The lift came to a stop and she walked out as soon as the doors swung open, evidently not distracted by the new topic. Ademola shook his head and caught up with her by the main door, taking her hand and forcing her to look around. “Moyore, I’ve already said I’m sorry…” His words trailed off as he peered intently into her eyes, his expression more serious than conciliatory.
“Kilo de, why are you looking at me like that?” Moyore took a step back but he shook his head, pulling her closer.
“Are you sure you are alright?”
She hissed in annoyance and jerked out of his hold, pushing the swinging doors open with more force than intended. “Look, I have told already that I feel perfectly fine. All I need is peace, quiet and sleep!” She burst into the sunlight outside, nearly colliding with a pair of dashiki clad gentlemen making their way into the building. “I’m so sorry, please.”
The men shook their heads, smiling indulgently at her belly.
“It’s alright, Iya Ibeji, just take it easy.”
“Yes, mama biu, ba komei.”
They walked off and she rolled her eyes. What was it with people and pregnancies? Moyore was fairly certain that she could get away with murder just on account of her ‘condition.’
Ademola found her waiting by the car and breathed a sigh of relief. He opened the passenger side and dumped her bags in the back. “I’m taking you to Randle right now.”
“No, you’re taking me home,” she sharply retorted and he resisted the urge to tear his afro out by the roots.

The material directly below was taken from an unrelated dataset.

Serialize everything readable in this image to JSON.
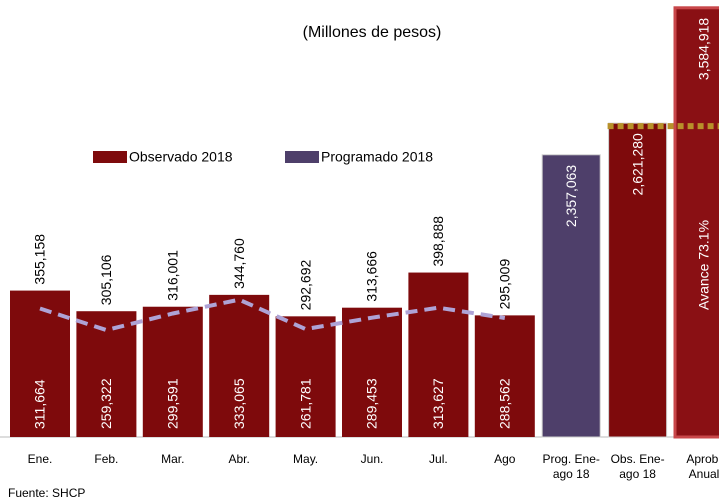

“Woman, will you just listen to me for once? You don’t look good and I think you should go to the hospital.” Moyore opened her mouth but her husband cut her off, anticipating her reply. “Yes I know I’m not your obstetrician, you never tire of reminding me, but I am a doctor and I know what I’m talking about.” She couldn’t see what he saw; her face was drawn and pale, her eyes were vacant and pupils dilated beyond normal. But of course, he just had to get himself saddled with the very epitome of stubbornness.
She sighed and entered the car, grumbling all the way about nosy old women, fussy husbands and the cruelty of fate that left her helpless to a kicking parasite. Ademola suppressed his smile and quickly followed suit, kick starting the car and pulling out of the parking lot post haste. Hopefully they would make it to Surulere before traffic really became a quagmire.